Чем ближе подходил он к Климовке, тем меньше встречалось ему людей. Дома стали пониже, пыль погуще. Бабкин ковылял мимо темных и светлых окон. Темные — это где живут заводские рабочие, они еще спят, а где окна светлые — там совхозные, эти встают с зарей. Светлых окон с каждым годом остается на совхозной окраине все меньше и меньше: народ перебирается поближе к центральной усадьбе, в новые квартиры, а иные — и в город. Вот и Пашкино окошко потемнеет, братец тоже решил стать заводским вольным человеком.

Бабкин представил, как по субботам Павлуня будет выходить в тапочках на босу ногу и в майке — посидеть на скамеечке перед домом, как это делают «городские».

Бабкин смотрел на темные окошки и не заметил, как со скамейки навстречу ему поднялась знакомая фигура.

— А я вот тут все… — услышал он знакомый голос. — Как ты-то, как нога-то?

— Болит, — сознался Бабкин. Он обрадовался братцу. — Ты чего рано поднялся? Бессонница?

— Ага, — вздохнул Павлуня. — Тебя встречаю. Один дойдешь? Нога все-таки…

— Дойду, — успокоил человека Бабкин и сам доковылял до своего песчаного клина, слыша за спиной торопливое дыхание братца.

На поле стояла благодатная тишина. Климовские бабушки уже сидели возле избушки на перевернутых ящиках и, пощелкивая семечки, слушали Мишин приемник.

— Здравствуйте, — сказал им звеньевой.

— Здравствуй, Миша, милок! — отвечали с удовольствием сестрицы и поглядывали на берег, где в отдалении маячил тоскливый сборщик Павлуня. — Иди к нам! — помахали они братцу, но тот уныло отвечал им:

— Не, мне пора…

На реке согласно загрохотало: это запустили свои насосы механизаторы на понтонах. Над капустой ударила водяная пушка, раскрылись над лугом брызгучие зонтики, родился над свеклой самодельный дождик. Полив шел по всему совхозу.

И за гулом сильных дизелей совсем не было слышно голоса Санычева движка, холодного, старого, доживающего свой век. Бабкин подумал о том, что все в Климовке такое же древнее, хлипкое — и поле, и дома, и старушки. Поглядев еще раз на мощный полив за лесной полосой, он перевел взгляд на старую дождевалку, которая не густо сеяла водичку на его морковку. А по пыльной дороге шагал к мосту незадачливый братец…

Затрещал мотоцикл и подъехал Боря Байбара.

— Теперь небось до смерти не сядешь? — спросил он Бабкина, похлопывая по седлу.

Бабкин подошел к нему, заглянул в глаза, в душу:

— Боря! Вот мой шассик. Он заправлен, весь в порядке. Поработай часок, а? Мне вот как нужно!

— Опять! — испугался Боря Байбара. — Опять глупости!

— Нет, это не то. Это дело совсем серьезное — насчет Пашки.

Комсорг полез на шассик, погнал его по просохшему месту. Бабкин, проследив, как четко прострочил культиватор первую грядку, удовлетворенно кивнул и взялся за мотоцикл. Он неловко, с трудом взобрался на седло, тихонько запылил к понтонному мосту. По дороге несколько раз останавливался и сидел, отдуваясь и отдыхая от боли.

— Прыгать не будешь? — подозрительно спросил его знакомый мостовщик, на всякий случай хватая за руку.

— Отпрыгался я, дед, — ответил ему смирный Бабкин.

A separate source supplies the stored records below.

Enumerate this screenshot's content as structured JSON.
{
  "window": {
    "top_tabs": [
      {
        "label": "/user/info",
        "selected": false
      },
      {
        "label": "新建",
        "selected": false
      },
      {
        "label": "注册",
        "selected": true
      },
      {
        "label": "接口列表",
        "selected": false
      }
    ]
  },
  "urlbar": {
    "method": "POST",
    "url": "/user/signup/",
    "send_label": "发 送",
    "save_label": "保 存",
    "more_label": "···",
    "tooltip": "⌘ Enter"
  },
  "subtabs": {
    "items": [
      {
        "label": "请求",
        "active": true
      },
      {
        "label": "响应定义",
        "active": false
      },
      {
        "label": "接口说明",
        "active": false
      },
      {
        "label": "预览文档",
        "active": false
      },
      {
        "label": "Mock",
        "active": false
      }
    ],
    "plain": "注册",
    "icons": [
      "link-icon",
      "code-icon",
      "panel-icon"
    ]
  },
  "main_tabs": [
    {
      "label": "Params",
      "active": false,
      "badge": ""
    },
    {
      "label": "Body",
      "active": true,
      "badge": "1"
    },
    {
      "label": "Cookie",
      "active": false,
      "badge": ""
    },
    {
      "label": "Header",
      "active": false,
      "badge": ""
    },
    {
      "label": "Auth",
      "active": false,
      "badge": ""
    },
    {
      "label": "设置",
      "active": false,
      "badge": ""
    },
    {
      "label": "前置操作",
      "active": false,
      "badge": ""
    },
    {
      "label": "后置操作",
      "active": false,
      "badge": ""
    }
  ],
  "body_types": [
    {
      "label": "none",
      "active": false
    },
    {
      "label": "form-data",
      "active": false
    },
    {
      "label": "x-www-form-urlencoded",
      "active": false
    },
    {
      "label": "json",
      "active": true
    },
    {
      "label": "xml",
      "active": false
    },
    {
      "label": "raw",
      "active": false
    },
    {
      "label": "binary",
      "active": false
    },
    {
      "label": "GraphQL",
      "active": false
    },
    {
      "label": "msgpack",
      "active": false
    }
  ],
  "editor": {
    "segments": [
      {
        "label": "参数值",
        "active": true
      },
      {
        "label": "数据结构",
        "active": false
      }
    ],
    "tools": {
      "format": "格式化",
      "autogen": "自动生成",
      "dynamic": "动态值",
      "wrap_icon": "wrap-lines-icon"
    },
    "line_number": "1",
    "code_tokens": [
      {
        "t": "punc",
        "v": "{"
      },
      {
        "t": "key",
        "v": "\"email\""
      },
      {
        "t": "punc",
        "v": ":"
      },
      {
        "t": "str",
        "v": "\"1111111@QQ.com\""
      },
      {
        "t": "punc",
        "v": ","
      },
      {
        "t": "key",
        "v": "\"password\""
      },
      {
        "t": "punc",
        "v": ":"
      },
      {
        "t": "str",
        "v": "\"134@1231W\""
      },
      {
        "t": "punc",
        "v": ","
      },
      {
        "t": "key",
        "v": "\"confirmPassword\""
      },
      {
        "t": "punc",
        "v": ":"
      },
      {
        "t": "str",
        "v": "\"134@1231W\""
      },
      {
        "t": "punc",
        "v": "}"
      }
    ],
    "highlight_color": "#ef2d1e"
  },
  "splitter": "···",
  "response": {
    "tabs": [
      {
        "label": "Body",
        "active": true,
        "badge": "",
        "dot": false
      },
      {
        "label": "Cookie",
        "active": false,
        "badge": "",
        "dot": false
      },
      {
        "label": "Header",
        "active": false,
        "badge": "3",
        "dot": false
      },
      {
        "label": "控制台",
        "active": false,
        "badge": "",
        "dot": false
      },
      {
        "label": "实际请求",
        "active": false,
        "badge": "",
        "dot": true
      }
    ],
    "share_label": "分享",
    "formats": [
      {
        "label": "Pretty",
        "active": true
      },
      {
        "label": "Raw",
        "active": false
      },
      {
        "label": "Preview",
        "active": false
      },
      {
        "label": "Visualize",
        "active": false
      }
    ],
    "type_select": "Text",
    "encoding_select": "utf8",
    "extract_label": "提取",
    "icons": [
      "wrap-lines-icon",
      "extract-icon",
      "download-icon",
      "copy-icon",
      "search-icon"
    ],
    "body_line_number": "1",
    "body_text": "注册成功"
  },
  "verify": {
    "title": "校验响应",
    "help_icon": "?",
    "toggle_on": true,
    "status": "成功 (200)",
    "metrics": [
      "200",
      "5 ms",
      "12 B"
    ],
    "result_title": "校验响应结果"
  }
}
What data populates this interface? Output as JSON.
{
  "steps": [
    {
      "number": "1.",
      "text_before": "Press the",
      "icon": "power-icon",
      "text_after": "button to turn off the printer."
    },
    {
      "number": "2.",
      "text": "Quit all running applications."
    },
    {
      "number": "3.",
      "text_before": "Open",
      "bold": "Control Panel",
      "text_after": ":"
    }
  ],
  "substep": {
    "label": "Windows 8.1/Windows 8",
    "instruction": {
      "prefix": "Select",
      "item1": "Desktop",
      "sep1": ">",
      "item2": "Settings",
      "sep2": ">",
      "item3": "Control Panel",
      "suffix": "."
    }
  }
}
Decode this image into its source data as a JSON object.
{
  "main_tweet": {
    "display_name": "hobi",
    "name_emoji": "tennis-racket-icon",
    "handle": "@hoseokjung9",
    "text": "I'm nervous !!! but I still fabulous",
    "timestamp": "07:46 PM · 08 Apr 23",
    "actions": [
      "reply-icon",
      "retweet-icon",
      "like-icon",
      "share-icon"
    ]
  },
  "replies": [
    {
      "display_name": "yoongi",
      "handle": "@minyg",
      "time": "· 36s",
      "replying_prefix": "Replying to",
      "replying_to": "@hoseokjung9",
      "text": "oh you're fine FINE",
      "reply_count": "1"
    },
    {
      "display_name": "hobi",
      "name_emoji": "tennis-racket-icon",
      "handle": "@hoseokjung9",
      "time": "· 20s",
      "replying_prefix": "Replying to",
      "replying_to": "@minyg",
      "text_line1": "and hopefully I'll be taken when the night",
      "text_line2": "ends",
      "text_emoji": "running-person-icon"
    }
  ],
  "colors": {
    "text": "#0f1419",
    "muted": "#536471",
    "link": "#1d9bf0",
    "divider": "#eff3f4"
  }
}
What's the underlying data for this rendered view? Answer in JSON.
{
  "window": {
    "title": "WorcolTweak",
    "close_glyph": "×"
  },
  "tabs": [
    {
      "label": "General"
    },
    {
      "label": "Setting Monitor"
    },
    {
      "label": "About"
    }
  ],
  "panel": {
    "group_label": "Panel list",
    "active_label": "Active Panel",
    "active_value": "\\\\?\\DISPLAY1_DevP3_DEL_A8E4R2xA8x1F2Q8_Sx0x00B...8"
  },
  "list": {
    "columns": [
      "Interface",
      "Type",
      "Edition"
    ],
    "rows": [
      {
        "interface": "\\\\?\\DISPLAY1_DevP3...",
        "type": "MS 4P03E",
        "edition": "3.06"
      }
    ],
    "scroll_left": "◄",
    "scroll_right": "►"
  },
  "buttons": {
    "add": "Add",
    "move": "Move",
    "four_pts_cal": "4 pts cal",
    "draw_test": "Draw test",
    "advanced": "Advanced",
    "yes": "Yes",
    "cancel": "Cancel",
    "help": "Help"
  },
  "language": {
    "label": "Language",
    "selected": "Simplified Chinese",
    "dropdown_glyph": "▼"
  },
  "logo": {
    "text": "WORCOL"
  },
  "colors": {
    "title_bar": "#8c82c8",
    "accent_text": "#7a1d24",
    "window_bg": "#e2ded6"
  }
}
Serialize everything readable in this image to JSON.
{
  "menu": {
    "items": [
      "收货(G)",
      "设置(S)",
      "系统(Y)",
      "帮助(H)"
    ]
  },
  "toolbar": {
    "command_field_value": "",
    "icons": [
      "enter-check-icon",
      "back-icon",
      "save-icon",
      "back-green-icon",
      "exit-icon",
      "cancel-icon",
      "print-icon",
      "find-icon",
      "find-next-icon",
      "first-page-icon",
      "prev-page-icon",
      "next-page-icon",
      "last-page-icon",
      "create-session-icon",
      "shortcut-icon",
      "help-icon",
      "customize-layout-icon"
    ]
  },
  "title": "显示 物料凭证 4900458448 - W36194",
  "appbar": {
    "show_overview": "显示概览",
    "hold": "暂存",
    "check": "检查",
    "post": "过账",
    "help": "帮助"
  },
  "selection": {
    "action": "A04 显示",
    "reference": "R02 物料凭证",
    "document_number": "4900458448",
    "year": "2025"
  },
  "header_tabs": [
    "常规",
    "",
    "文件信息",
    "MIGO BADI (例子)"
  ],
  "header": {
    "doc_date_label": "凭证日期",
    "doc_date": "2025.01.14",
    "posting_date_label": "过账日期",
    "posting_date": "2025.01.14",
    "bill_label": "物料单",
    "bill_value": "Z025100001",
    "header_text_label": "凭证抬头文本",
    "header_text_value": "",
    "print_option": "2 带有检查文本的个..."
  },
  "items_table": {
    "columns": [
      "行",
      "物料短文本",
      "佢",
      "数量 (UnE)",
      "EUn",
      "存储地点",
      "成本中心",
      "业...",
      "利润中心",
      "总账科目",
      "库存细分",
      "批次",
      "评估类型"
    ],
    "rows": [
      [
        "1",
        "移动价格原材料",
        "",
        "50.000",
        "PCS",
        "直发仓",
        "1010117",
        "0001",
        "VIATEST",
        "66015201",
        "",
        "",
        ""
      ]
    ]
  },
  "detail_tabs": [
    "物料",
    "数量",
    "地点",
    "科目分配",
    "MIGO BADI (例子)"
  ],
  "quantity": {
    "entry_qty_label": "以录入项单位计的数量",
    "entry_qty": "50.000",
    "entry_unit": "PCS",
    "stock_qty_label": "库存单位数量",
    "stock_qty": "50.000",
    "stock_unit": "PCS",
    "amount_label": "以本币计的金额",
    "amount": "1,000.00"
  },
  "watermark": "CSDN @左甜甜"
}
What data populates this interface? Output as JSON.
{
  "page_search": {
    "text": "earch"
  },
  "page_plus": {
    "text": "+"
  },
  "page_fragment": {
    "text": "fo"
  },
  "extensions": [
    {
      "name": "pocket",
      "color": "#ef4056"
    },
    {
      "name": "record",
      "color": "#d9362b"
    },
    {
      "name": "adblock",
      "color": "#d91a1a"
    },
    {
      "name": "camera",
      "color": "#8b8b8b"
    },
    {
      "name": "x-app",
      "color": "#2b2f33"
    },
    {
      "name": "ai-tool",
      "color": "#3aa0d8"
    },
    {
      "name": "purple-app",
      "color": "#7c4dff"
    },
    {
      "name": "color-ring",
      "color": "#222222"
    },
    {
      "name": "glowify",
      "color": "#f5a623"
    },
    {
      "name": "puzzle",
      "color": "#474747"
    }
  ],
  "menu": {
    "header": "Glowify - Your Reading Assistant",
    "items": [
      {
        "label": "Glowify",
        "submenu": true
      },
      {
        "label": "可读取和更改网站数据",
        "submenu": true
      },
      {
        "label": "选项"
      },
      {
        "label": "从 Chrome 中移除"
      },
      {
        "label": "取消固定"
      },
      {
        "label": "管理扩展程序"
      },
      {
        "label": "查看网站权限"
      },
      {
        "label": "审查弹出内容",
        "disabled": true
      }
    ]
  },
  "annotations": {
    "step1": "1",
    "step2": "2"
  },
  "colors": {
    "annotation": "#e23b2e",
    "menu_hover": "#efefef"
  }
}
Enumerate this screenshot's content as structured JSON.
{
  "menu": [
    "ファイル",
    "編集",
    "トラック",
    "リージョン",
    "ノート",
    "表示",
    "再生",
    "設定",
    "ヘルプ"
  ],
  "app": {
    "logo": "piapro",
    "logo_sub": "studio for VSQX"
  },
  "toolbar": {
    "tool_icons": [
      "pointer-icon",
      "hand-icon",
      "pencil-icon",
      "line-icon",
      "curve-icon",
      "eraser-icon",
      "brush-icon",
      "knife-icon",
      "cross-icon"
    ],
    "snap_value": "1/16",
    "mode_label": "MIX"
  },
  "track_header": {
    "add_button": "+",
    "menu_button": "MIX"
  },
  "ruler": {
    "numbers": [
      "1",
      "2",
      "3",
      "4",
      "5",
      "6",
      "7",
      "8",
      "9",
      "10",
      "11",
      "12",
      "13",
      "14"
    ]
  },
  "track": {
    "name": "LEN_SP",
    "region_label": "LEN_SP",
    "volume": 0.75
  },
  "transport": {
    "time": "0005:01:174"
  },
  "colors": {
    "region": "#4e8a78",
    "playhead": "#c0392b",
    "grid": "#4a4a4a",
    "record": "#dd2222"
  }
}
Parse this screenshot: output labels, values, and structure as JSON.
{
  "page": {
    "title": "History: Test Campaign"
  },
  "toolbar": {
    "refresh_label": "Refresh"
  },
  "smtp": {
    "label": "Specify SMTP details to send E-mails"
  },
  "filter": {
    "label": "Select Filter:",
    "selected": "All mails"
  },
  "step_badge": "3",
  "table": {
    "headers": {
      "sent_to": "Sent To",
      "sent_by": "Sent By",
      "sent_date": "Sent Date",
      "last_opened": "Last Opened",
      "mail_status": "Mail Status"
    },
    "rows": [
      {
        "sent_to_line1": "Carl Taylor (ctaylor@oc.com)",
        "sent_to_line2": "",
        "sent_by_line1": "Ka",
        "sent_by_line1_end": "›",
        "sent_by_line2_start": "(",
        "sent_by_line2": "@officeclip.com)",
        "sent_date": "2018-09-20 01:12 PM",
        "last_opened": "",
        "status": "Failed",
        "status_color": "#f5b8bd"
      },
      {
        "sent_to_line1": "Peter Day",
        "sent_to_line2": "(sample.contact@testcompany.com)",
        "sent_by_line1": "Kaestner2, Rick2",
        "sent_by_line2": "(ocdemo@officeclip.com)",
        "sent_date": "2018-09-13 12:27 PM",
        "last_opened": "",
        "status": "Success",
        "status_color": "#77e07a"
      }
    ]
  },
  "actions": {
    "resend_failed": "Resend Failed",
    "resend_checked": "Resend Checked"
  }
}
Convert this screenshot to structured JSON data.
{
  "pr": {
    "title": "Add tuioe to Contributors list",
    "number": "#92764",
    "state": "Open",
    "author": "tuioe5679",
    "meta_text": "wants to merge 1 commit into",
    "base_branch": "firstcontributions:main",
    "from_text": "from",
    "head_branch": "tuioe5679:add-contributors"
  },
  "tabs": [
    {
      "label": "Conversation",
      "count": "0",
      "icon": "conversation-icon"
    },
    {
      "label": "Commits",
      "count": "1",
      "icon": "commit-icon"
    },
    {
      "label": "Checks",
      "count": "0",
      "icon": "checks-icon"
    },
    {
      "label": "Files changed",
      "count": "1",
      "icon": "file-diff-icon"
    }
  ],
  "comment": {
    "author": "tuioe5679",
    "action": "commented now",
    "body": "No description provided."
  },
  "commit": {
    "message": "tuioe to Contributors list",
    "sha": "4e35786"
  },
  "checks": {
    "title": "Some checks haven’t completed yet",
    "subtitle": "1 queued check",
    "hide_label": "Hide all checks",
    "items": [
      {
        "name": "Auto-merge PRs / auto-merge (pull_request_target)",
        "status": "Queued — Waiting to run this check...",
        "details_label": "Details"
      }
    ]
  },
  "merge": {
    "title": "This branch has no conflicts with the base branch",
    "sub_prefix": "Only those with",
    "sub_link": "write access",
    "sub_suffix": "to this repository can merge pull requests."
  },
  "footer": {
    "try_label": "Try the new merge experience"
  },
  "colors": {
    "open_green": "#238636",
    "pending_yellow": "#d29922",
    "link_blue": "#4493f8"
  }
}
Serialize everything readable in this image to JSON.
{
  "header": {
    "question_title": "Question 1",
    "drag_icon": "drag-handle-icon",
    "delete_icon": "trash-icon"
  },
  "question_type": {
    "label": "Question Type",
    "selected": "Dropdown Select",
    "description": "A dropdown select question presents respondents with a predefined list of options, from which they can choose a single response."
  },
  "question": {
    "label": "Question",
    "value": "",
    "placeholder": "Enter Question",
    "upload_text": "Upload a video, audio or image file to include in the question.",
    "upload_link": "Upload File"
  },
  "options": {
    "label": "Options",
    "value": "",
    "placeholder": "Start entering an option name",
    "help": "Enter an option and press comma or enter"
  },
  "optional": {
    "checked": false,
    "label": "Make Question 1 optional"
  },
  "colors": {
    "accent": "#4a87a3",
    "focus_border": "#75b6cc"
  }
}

…В бюро пропусков, среди длинных скамеек, облупленных стен и цементных полов стоял беспокойный вокзальный дух. Бабкин, просунув цыганскую голову в окошко, стал выписывать пропуск. В проходной его, хромучего, остановил сердобольный вахтер:

— В поликлинику? С травмой, что ли?

— Еще с какой!

Бабкин вышел на заводскую площадь. Направо и налево к воротам цехов бежали асфальтовые дорожки, змеились рельсы. Бойко крутили колесиками игрушечные тепловозики, толкая перед собой огромные платформы с дизелями.

Бабкин прохромал по тротуару. Здесь тихо. У подростков-тополей короткая солдатская стрижка, желтые одуванчики кивают из-за штакетника.

Бабкин спешил в нужный ему сборочный цех. Это самое большое здание в заводе, куда водят всех гостей — хвалиться новыми станками, светлыми стенами, высокой стеклянной крышей. Здесь много цветов и плакатов, а люди сплошь грамотные, образованные, в синих чистых халатах.

Бабкин второй раз на сборке, но еще никак не привыкнет, еще и теперь ему хочется пригнуть голову: кажется, что недобрые крюки кранов идут над самой макушкой. Бабкин вообще не любит, когда над головой вместо неба крюки, а под ногами не земля — бетон.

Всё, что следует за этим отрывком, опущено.